[Synergistic effect of tumor necrosis factor-related apoptosis inducing ligand (TRAIL) and doxorubicin on human colon cancer SW480 cells].

BACKGROUND & OBJECTIVE: Tumor necrosis factor-related apoptosis inducing ligand (TRAIL) could selectively kill tumor cells. This effect could be improved using some therapeutic agents. The aim of this study was to determine the sensitivity of SW480 cells to TRAIL, the interaction of TRAIL and doxorubicin against colon cancer cells and its possible mechanism.

METHODS

SW480 cells were cultured with RPMI1640 medium in regular condition. Cytotoxicity was examined by MTT assay. Cell apoptosis was detected by flow cytometry. The subcellular morphology was observed by electron microscopy.
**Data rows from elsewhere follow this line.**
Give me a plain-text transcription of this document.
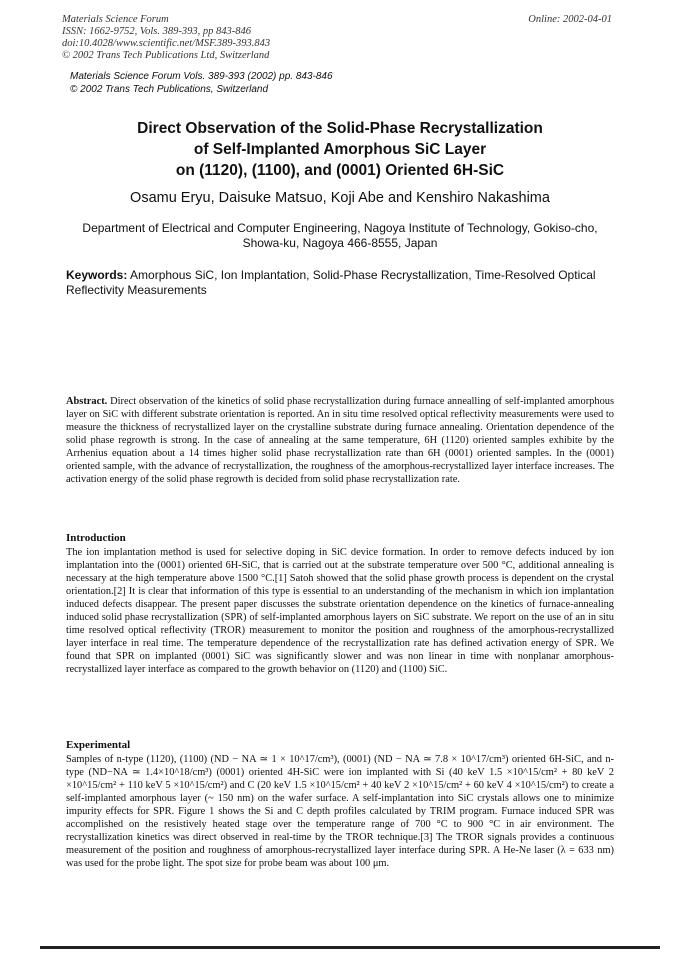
Materials Science Forum
ISSN: 1662-9752, Vols. 389-393, pp 843-846
doi:10.4028/www.scientific.net/MSF.389-393.843
© 2002 Trans Tech Publications Ltd, Switzerland
Online: 2002-04-01
Materials Science Forum Vols. 389-393 (2002) pp. 843-846
© 2002 Trans Tech Publications, Switzerland
Direct Observation of the Solid-Phase Recrystallization
of Self-Implanted Amorphous SiC Layer
on (1120), (1100), and (0001) Oriented 6H-SiC
Osamu Eryu, Daisuke Matsuo, Koji Abe and Kenshiro Nakashima
Department of Electrical and Computer Engineering, Nagoya Institute of Technology, Gokiso-cho,
Showa-ku, Nagoya 466-8555, Japan
Keywords: Amorphous SiC, Ion Implantation, Solid-Phase Recrystallization, Time-Resolved Optical Reflectivity Measurements
Abstract. Direct observation of the kinetics of solid phase recrystallization during furnace annealling of self-implanted amorphous layer on SiC with different substrate orientation is reported. An in situ time resolved optical reflectivity measurements were used to measure the thickness of recrystallized layer on the crystalline substrate during furnace annealing. Orientation dependence of the solid phase regrowth is strong. In the case of annealing at the same temperature, 6H (1120) oriented samples exhibite by the Arrhenius equation about a 14 times higher solid phase recrystallization rate than 6H (0001) oriented samples. In the (0001) oriented sample, with the advance of recrystallization, the roughness of the amorphous-recrystallized layer interface increases. The activation energy of the solid phase regrowth is decided from solid phase recrystallization rate.
Introduction
The ion implantation method is used for selective doping in SiC device formation. In order to remove defects induced by ion implantation into the (0001) oriented 6H-SiC, that is carried out at the substrate temperature over 500 °C, additional annealing is necessary at the high temperature above 1500 °C.[1] Satoh showed that the solid phase growth process is dependent on the crystal orientation.[2] It is clear that information of this type is essential to an understanding of the mechanism in which ion implantation induced defects disappear. The present paper discusses the substrate orientation dependence on the kinetics of furnace-annealing induced solid phase recrystallization (SPR) of self-implanted amorphous layers on SiC substrate. We report on the use of an in situ time resolved optical reflectivity (TROR) measurement to monitor the position and roughness of the amorphous-recrystallized layer interface in real time. The temperature dependence of the recrystallization rate has defined activation energy of SPR. We found that SPR on implanted (0001) SiC was significantly slower and was non linear in time with nonplanar amorphous-recrystallized layer interface as compared to the growth behavior on (1120) and (1100) SiC.
Experimental
Samples of n-type (1120), (1100) (ND − NA ≃ 1 × 10^17/cm³), (0001) (ND − NA ≃ 7.8 × 10^17/cm³) oriented 6H-SiC, and n-type (ND−NA ≃ 1.4×10^18/cm³) (0001) oriented 4H-SiC were ion implanted with Si (40 keV 1.5 ×10^15/cm² + 80 keV 2 ×10^15/cm² + 110 keV 5 ×10^15/cm²) and C (20 keV 1.5 ×10^15/cm² + 40 keV 2 ×10^15/cm² + 60 keV 4 ×10^15/cm²) to create a self-implanted amorphous layer (~ 150 nm) on the wafer surface. A self-implantation into SiC crystals allows one to minimize impurity effects for SPR. Figure 1 shows the Si and C depth profiles calculated by TRIM program. Furnace induced SPR was accomplished on the resistively heated stage over the temperature range of 700 °C to 900 °C in air environment. The recrystallization kinetics was direct observed in real-time by the TROR technique.[3] The TROR signals provides a continuous measurement of the position and roughness of amorphous-recrystallized layer interface during SPR. A He-Ne laser (λ = 633 nm) was used for the probe light. The spot size for probe beam was about 100 μm.
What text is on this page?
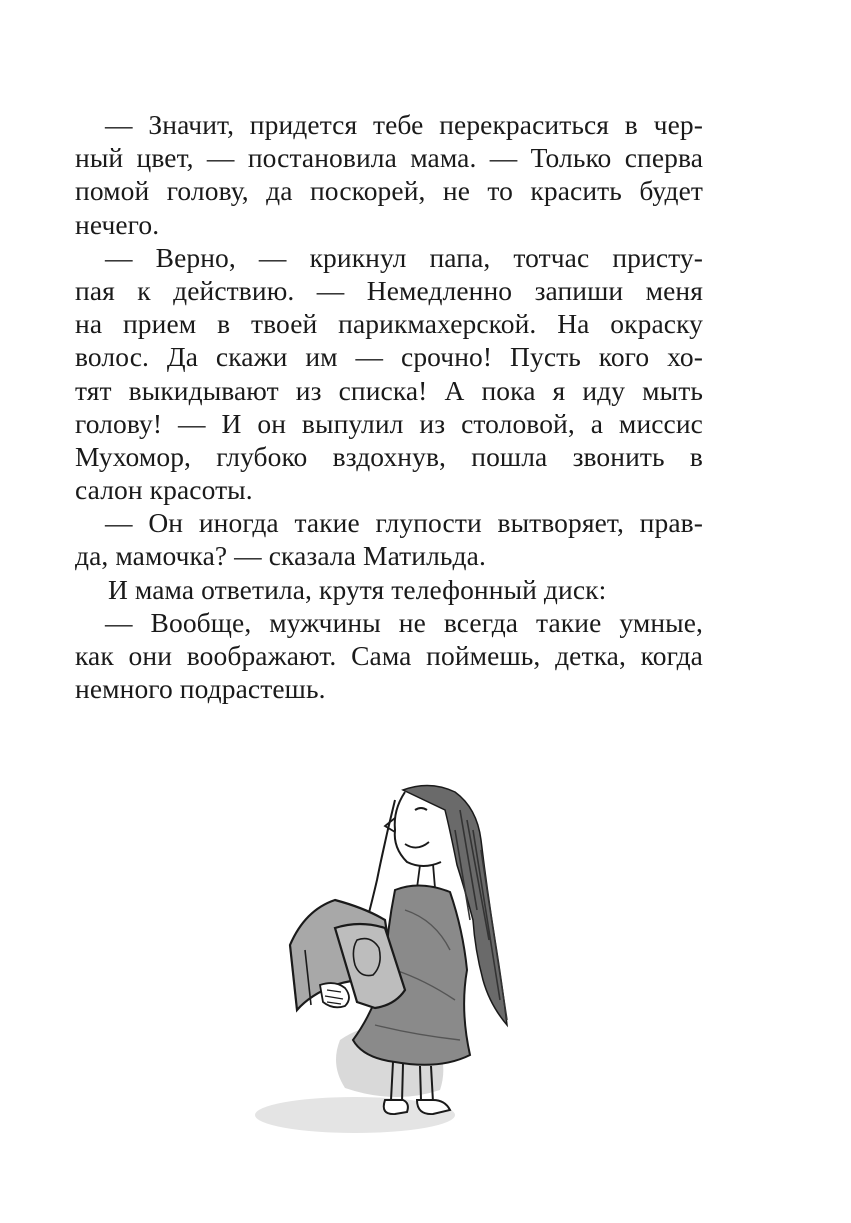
— Значит, придется тебе перекраситься в чер-
ный цвет, — постановила мама. — Только сперва
помой голову, да поскорей, не то красить будет
нечего.
— Верно, — крикнул папа, тотчас присту-
пая к действию. — Немедленно запиши меня
на прием в твоей парикмахерской. На окраску
волос. Да скажи им — срочно! Пусть кого хо-
тят выкидывают из списка! А пока я иду мыть
голову! — И он выпулил из столовой, а миссис
Мухомор, глубоко вздохнув, пошла звонить в
салон красоты.
— Он иногда такие глупости вытворяет, прав-
да, мамочка? — сказала Матильда.
И мама ответила, крутя телефонный диск:
— Вообще, мужчины не всегда такие умные,
как они воображают. Сама поймешь, детка, когда
немного подрастешь.
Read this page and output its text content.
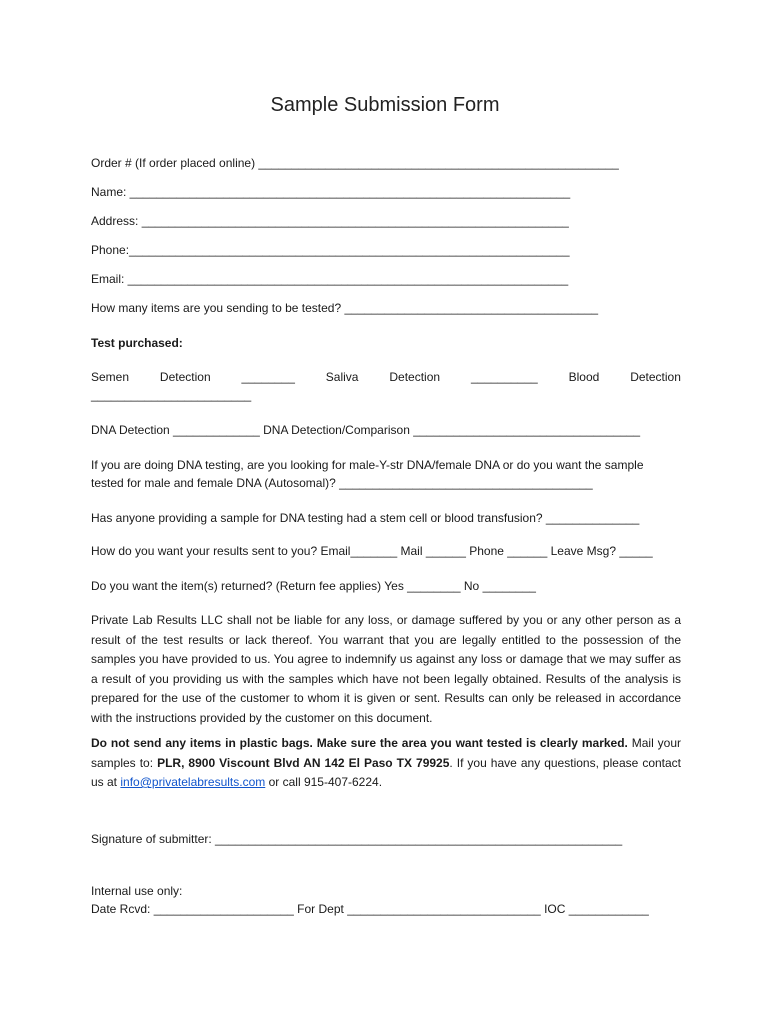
Sample Submission Form
Order # (If order placed online) ______________________________________________________
Name: __________________________________________________________________
Address: ________________________________________________________________
Phone:__________________________________________________________________
Email: __________________________________________________________________
How many items are you sending to be tested? ______________________________________
Test purchased:
Semen	Detection	________	Saliva	Detection	__________	Blood	Detection
________________________
DNA Detection _____________ DNA Detection/Comparison __________________________________
If you are doing DNA testing, are you looking for male-Y-str DNA/female DNA or do you want the sample
tested for male and female DNA (Autosomal)? ______________________________________
Has anyone providing a sample for DNA testing had a stem cell or blood transfusion? ______________
How do you want your results sent to you? Email_______ Mail ______ Phone ______ Leave Msg? _____
Do you want the item(s) returned? (Return fee applies) Yes ________ No ________
Private Lab Results LLC shall not be liable for any loss, or damage suffered by you or any other person as a result of the test results or lack thereof. You warrant that you are legally entitled to the possession of the samples you have provided to us. You agree to indemnify us against any loss or damage that we may suffer as a result of you providing us with the samples which have not been legally obtained. Results of the analysis is prepared for the use of the customer to whom it is given or sent. Results can only be released in accordance with the instructions provided by the customer on this document.
Do not send any items in plastic bags. Make sure the area you want tested is clearly marked. Mail your samples to: PLR, 8900 Viscount Blvd AN 142 El Paso TX 79925. If you have any questions, please contact us at info@privatelabresults.com or call 915-407-6224.
Signature of submitter: _____________________________________________________________
Internal use only:
Date Rcvd: _____________________ For Dept _____________________________ IOC ____________
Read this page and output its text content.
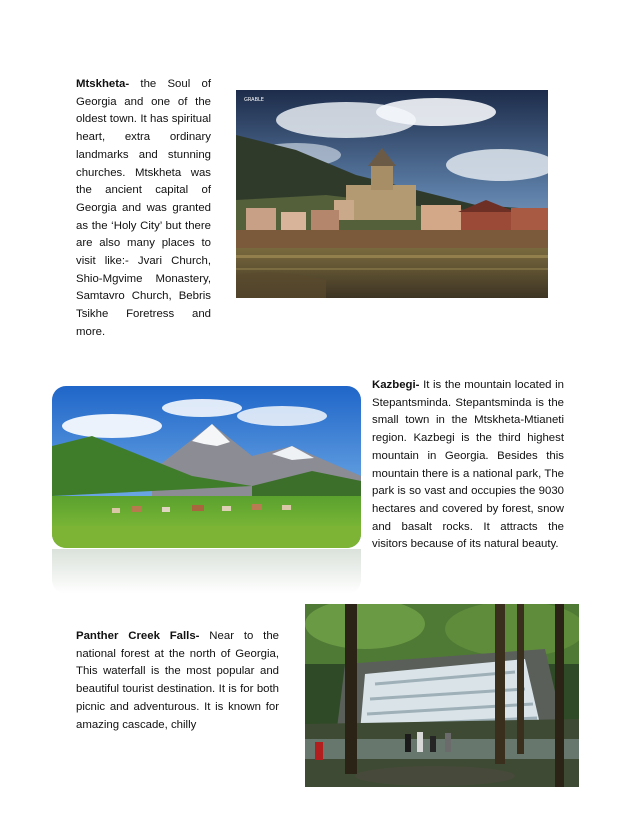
Mtskheta- the Soul of Georgia and one of the oldest town. It has spiritual heart, extra ordinary landmarks and stunning churches. Mtskheta was the ancient capital of Georgia and was granted as the ‘Holy City’ but there are also many places to visit like:- Jvari Church, Shio-Mgvime Monastery, Samtavro Church, Bebris Tsikhe Foretress and more.
GRABLE
Kazbegi- It is the mountain located in Stepantsminda. Stepantsminda is the small town in the Mtskheta-Mtianeti region. Kazbegi is the third highest mountain in Georgia. Besides this mountain there is a national park, The park is so vast and occupies the 9030 hectares and covered by forest, snow and basalt rocks. It attracts the visitors because of its natural beauty.
Panther Creek Falls- Near to the national forest at the north of Georgia, This waterfall is the most popular and beautiful tourist destination. It is for both picnic and adventurous. It is known for amazing cascade, chilly
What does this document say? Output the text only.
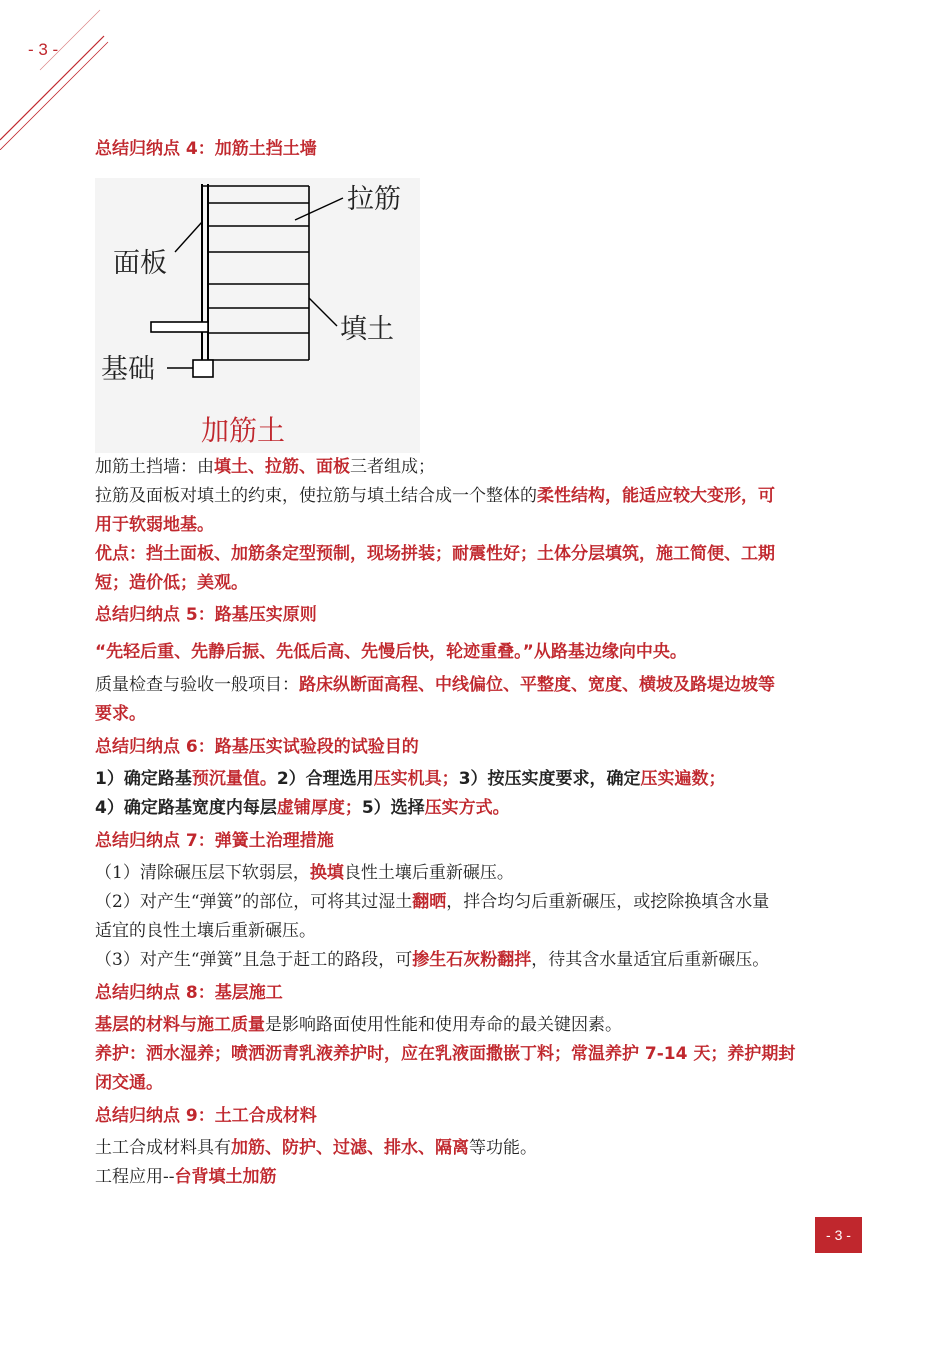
- 3 -
总结归纳点 4：加筋土挡土墙
拉筋
面板
填土
基础
加筋土
加筋土挡墙：由填土、拉筋、面板三者组成；
拉筋及面板对填土的约束，使拉筋与填土结合成一个整体的柔性结构，能适应较大变形，可
用于软弱地基。
优点：挡土面板、加筋条定型预制，现场拼装；耐震性好；土体分层填筑，施工简便、工期
短；造价低；美观。
总结归纳点 5：路基压实原则
“先轻后重、先静后振、先低后高、先慢后快，轮迹重叠。”从路基边缘向中央。
质量检查与验收一般项目：路床纵断面高程、中线偏位、平整度、宽度、横坡及路堤边坡等
要求。
总结归纳点 6：路基压实试验段的试验目的
1）确定路基预沉量值。2）合理选用压实机具；3）按压实度要求，确定压实遍数；
4）确定路基宽度内每层虚铺厚度；5）选择压实方式。
总结归纳点 7：弹簧土治理措施
（1）清除碾压层下软弱层，换填良性土壤后重新碾压。
（2）对产生“弹簧”的部位，可将其过湿土翻晒，拌合均匀后重新碾压，或挖除换填含水量
适宜的良性土壤后重新碾压。
（3）对产生“弹簧”且急于赶工的路段，可掺生石灰粉翻拌，待其含水量适宜后重新碾压。
总结归纳点 8：基层施工
基层的材料与施工质量是影响路面使用性能和使用寿命的最关键因素。
养护：洒水湿养；喷洒沥青乳液养护时，应在乳液面撒嵌丁料；常温养护 7-14 天；养护期封
闭交通。
总结归纳点 9：土工合成材料
土工合成材料具有加筋、防护、过滤、排水、隔离等功能。
工程应用--台背填土加筋
- 3 -
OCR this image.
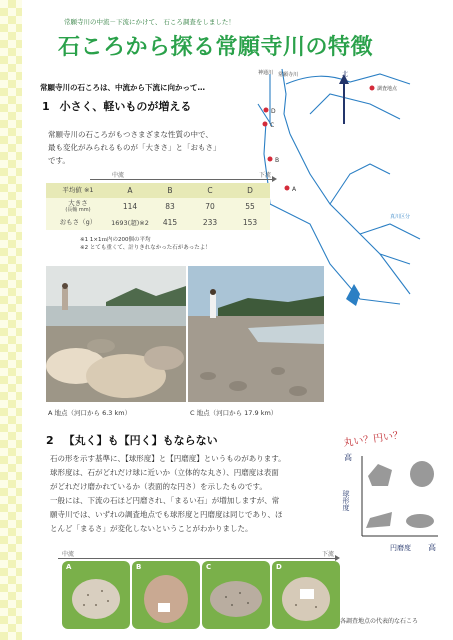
常願寺川の中流－下流にかけて、 石ころ調査をしました！
石ころから探る常願寺川の特徴
常願寺川の石ころは、中流から下流に向かって…
1 小さく、軽いものが増える
常願寺川の石ころがもつさまざまな性質の中で、
最も変化がみられるものが「大きさ」と「おもさ」
です。
真川区分
神通川 常願寺川	北
調査地点
D
C
B
A
中流	下流
平均値 ※1	A	B	C	D

大きさ
(長軸 mm)	114	83	70	55
おもさ（g）	1693(超)※2	415	233	153
※1 1×1ｍ内の200個の平均
※2 とても重くて、計りきれなかった石があったよ！
A 地点（河口から 6.3 km）	C 地点（河口から 17.9 km）
2 【丸く】も【円く】もならない	丸い？円い？
石の形を示す基準に、【球形度】と【円磨度】というものがあります。
球形度は、石がどれだけ球に近いか（立体的な丸さ）、円磨度は表面
がどれだけ磨かれているか（表面的な円さ）を示したものです。
一般には、下流の石ほど円磨され、「まるい石」が増加しますが、常
願寺川では、いずれの調査地点でも球形度と円磨度は同じであり、ほ
とんど「まるさ」が変化しないということがわかりました。
高
球形度
円磨度 高
中流	下流
A	B	C	D
各調査地点の代表的な石ころ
The changes of p53 and Bcl-2 in protein level were quantified by Western blot analysis.

RESULTS

(1)SW480 cells were not sensitive to TRAIL,and the IC(50) was more than 1,000 ng/ml. 100 ng/ml of TRAIL could only kill 7.8% of the cells. (2)Concentration-dependent cytotoxicity of doxorubicin was exhibited in SW480 cells, with IC(50) of 65 micromol/L. 0.86 micromol/L of doxorubicin did not affect cell growth. (3)The combination of TRAIL and doxorubicin exhibited synergistic effect on SW480 cells. Subtoxic TRAIL(100 ng/ml)and subtoxic doxorubicin(0.86 micromol/L) killed 80% of the cells. The synergistic cytotoxicity was large partly attributed to cell apoptosis, which was proved by simultaneous flow cytometry assay and electron microscopy. However, TRAIL and doxorubicin did not affect p53 and Bcl-2 protein expression.

CONCLUSION

TRAIL in combination with subtoxic doxorubicin could effectively kill SW480 cells, which did not respond to TRAIL alone. Apoptosis was the main manner of this killing effect, and the apoptotic pathway induced by TRAIL and doxorubicin did not involved in the change of p53 and Bcl-2 protein expression.